As we move into the heart of earnings season over the next 2-3 weeks, we do not advise that members start taking fresh positions into an earnings report with the idea of playing "earnings roulette." If one has a reasonable profit cushion in a stock about to report earnings, then one can afford to play earnings roulette with "house money." Otherwise, taking a fresh position without any profit cushion exposes one to unmanageable risk, despite the fact that it is also always possible that the right number will come up on the roulette wheel and a stock will gap to the upside. This is one reason we have refrained from adding new names to the list ahead of earnings.
The Market Direction Model (MDM) remains on a buy signal.
Removed from the List this Week: None
Focus List Stocks Expected to Report Earnings this Week: Netflix (NFLX) Monday after the close.
Alibaba (BABA) is taking some higher, but mostly about average or less, selling volume as it now tests its 20-dema. We would look for volume settle down here if the stock is to hold support at the 20-dema. If this occurs, then the stock can be considered to be in a relatively lower-risk entry position. Notice that the recent move to new highs was accompanied by light volume, and that since late August the stock has seen many more red selling volume bars relative to blue buying volume bars. Earnings are expected in early November, so the stock may bide its time until then. Maximum support remains the 50-dma.
FireEye (FEYE) failed to hold support at its 10-dma and broke below the line on Thursday on higher volume. It then reversed at the 10-dma on Friday as volume came in very light, reflecting a lack of buying interest. It is now testing the 20-dema, and we would like to see volume dry up as the stock holds the line as constructive action that would help to bring the stock into a potentially lower-risk entry position.
Take-Two Interactive (TTWO) was hit with an analyst's downgrade on Monday, but held the 10-dma and closed in the upper part of its price range in a show of supporting action at the line. It has since held tight along the 10-dma with volume drying up, until Friday when volume increased in a show up upside supporting action at the 10-dma. Earnings are expected on November 7.
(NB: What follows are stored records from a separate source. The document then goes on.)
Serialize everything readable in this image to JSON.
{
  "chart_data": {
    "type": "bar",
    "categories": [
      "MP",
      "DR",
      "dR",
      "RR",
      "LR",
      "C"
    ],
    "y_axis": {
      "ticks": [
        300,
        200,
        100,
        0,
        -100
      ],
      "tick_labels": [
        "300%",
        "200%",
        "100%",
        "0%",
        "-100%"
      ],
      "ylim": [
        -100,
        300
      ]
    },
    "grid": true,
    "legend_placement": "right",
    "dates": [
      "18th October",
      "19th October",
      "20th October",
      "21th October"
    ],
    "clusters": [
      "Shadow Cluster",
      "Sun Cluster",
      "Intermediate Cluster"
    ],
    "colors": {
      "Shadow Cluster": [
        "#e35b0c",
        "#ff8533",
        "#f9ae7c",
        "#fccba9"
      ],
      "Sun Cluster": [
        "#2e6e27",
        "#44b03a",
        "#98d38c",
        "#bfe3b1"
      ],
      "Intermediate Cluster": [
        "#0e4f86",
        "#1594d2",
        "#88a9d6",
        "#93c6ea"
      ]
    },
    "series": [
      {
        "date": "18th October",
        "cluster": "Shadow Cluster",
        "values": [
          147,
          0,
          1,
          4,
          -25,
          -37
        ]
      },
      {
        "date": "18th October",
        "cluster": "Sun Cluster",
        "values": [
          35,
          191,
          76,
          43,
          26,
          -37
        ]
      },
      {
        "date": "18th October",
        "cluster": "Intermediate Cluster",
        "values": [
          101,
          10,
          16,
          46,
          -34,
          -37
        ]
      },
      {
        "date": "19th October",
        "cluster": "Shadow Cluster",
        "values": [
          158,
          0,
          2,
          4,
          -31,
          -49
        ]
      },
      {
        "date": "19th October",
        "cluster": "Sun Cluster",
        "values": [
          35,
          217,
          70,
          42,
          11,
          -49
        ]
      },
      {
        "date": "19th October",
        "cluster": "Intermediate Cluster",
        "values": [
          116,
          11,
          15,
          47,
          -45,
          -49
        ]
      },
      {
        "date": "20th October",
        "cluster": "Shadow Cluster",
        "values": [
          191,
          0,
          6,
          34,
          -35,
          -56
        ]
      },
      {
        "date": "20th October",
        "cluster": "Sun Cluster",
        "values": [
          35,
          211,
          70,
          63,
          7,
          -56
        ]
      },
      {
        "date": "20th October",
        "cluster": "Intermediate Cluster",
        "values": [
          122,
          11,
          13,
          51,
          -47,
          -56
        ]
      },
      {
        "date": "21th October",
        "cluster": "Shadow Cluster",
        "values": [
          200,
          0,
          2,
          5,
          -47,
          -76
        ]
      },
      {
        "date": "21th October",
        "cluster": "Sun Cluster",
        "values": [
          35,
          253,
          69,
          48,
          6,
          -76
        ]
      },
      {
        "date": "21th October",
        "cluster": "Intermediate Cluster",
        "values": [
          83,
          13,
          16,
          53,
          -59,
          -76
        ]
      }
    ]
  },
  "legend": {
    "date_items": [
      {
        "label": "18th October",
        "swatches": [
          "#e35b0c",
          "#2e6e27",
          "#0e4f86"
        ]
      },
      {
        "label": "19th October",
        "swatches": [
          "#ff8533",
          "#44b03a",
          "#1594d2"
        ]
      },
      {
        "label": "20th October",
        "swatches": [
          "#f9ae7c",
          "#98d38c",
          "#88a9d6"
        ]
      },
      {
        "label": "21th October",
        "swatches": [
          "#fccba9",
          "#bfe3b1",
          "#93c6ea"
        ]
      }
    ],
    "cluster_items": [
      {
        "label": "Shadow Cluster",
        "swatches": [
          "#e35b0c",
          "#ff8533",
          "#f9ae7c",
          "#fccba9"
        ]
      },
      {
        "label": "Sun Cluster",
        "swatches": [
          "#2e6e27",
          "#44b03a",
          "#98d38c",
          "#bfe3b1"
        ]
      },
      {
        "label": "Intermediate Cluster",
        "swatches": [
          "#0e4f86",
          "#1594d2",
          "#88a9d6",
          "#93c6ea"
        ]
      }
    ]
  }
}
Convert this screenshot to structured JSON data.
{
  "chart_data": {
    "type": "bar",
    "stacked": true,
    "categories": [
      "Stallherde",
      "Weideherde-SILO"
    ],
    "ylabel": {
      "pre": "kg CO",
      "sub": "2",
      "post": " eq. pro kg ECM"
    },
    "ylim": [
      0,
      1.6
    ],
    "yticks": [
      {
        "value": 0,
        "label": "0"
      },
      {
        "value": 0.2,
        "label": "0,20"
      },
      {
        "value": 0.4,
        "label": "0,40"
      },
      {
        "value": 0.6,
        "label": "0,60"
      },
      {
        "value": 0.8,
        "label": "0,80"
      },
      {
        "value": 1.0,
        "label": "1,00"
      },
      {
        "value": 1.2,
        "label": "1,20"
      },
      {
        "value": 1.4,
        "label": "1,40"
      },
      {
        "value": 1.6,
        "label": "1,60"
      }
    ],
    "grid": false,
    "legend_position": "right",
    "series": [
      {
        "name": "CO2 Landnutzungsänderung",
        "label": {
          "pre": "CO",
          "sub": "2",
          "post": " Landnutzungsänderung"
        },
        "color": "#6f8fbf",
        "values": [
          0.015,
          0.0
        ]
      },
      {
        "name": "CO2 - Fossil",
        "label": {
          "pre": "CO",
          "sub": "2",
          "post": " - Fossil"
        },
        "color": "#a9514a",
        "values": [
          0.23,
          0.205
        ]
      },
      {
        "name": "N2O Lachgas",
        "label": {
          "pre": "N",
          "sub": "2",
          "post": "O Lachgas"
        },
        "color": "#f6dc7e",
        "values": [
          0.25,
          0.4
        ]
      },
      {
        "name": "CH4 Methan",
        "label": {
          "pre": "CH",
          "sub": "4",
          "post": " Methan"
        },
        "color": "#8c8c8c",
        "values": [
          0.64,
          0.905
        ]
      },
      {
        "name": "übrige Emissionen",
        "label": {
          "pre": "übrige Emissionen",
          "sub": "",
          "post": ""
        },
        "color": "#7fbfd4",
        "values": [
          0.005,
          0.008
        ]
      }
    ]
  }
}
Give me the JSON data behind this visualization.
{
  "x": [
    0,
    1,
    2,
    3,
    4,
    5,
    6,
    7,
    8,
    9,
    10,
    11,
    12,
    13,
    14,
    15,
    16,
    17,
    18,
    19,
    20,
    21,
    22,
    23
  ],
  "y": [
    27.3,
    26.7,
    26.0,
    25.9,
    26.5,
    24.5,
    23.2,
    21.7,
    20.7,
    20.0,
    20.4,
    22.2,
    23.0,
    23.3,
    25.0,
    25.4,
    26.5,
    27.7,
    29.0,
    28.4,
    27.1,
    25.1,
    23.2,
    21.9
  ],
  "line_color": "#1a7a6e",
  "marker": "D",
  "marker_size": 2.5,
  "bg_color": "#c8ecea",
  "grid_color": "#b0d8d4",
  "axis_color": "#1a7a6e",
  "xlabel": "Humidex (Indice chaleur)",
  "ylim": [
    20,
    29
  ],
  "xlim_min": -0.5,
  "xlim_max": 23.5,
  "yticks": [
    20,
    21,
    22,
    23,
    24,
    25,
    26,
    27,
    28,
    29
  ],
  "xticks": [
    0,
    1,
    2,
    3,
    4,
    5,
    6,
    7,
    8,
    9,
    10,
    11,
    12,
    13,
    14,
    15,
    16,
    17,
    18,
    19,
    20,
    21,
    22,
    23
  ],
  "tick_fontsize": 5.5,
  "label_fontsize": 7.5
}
Netflix (NFLX) is expected to report earnings on Monday after the close. The stock has acted well since breaking out last week, but we would not advise taking positions ahead of earnings.
Weight Watchers International (WTW) has dipped just below its 50-dma with volume picking up every so slightly, but still well below-average. WTW has had similar small moves below he 50-dma over the past month or so, and each time has been able to regain the 50-dma. Earnings are expected on November 2, so buying the stock here on any move back above the 50-dma would imply that one is looking for a sharp move to the upside ahead of earnings.